By AM Febrianis Choirunnisa
Student of S1 Statistics
Muhammadiyah University of Semarang
Semarang-- In recent years, the rapid development of nanotechnology opened up the possibility of manipulating matter at a single molecular level and drew physicists' attention to the study of systems consisting of multiple particles. Stochastic energetics has been introduced to address this requirement it extends the concept of thermodynamics to the trajectory of a single particle and announces familiar amounts such as internal energy, exchanged heat, work and entropy to a system consisting of multiple particles or even a single particle.

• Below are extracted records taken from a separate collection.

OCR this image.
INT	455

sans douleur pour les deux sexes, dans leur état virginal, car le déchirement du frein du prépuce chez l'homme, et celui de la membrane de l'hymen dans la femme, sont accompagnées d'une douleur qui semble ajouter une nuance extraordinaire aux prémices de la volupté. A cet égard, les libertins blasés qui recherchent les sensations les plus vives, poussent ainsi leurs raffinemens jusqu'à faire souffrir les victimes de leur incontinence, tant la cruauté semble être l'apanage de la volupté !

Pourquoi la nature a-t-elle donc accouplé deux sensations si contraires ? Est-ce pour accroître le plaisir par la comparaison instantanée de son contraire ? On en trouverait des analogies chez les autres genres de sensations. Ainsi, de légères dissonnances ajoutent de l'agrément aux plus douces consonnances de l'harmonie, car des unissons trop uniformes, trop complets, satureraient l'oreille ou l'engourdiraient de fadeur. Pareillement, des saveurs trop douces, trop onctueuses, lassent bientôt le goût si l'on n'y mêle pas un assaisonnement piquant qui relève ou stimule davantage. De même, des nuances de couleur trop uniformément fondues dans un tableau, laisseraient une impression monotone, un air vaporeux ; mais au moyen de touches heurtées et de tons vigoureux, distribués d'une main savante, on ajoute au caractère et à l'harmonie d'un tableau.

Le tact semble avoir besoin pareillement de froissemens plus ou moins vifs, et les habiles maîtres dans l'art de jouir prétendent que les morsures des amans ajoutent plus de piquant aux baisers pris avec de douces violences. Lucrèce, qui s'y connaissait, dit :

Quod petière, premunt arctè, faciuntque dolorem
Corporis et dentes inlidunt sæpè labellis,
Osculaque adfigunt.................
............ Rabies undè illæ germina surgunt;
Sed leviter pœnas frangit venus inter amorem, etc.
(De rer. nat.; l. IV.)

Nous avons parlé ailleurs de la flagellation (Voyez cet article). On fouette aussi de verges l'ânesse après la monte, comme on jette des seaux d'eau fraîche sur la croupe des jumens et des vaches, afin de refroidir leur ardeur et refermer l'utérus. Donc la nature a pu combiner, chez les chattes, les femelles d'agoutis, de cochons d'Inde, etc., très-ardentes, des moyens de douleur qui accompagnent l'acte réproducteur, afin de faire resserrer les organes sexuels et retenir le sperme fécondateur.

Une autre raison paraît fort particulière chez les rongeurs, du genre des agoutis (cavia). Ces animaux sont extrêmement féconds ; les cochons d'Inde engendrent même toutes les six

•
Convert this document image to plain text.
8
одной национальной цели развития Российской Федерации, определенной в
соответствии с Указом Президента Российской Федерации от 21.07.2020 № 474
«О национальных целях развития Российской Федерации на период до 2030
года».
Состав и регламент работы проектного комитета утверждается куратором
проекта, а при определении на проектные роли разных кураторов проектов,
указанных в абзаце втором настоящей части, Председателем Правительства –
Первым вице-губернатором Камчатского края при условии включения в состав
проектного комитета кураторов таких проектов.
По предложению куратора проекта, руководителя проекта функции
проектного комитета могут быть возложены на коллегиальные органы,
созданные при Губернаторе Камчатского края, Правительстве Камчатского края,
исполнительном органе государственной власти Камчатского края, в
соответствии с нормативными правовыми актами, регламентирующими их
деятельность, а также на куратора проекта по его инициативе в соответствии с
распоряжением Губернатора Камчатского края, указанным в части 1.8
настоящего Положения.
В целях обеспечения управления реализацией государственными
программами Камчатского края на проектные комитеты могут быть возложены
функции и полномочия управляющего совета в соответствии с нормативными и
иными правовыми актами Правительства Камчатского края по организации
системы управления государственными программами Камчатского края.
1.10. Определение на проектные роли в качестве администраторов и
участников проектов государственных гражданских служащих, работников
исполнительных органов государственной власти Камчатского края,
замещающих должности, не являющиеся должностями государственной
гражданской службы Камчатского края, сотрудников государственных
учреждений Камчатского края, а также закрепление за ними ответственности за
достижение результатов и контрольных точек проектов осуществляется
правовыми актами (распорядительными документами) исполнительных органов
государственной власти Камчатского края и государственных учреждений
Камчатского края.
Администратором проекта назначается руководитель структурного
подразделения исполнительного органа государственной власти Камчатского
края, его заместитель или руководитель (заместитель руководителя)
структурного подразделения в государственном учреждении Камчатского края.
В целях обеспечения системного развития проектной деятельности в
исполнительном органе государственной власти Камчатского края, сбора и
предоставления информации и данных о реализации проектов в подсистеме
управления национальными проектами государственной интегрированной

First of all, i think that theory has beenferiated to include non-Markovian processes characterized by memory effects in noise and/or in kernel memory. Several descriptions have been developed to capture the behavior of active systems: among the simplest models we mentioned Run and Tumble and the Active Brownian Particles (ABP) model. Recently, an active Ornstein-Uhlenbeck particle model (AOUP) has been introduced as a convenient estimate of ABP. In fact, the former leads to simpler analytical treatments and provides more possibilities for getting interesting predictions.
In addition, Based on the article the enropy production of ornstein-uhlenbeck active particles: a path integral method for correlation by Lorenzo Caprini, 2019 using the formulation of integral lines, obtained the rate of entropy production for an active ornstein-uhlenbeck particle system (AOUP) both in the presence and without internal interference, Marconi et. Al, we can calculate the entropy production rate of the associated media to the dynamics of AOUP in the absence of thermal noise By specifying the evolution of a as an Ornstein-Uhlenbeck process, we can easily map the active overdamped dynamics into the underdamped dynamics of a fictitious Brownian particle.
The conclution. I believe, study the entropy production of target particles, under the action of one or more sources of noise with and without memory following an integral approach of the path that is generalized to non-Markovian sound. In particular, discuss the case of active particles that move in the absence of thermal noise. Several authors have presented different results regarding the production rate of entropy, a situation that sparked an interesting debate. use this method also in more common cases, which takes into account the presence of hot showers.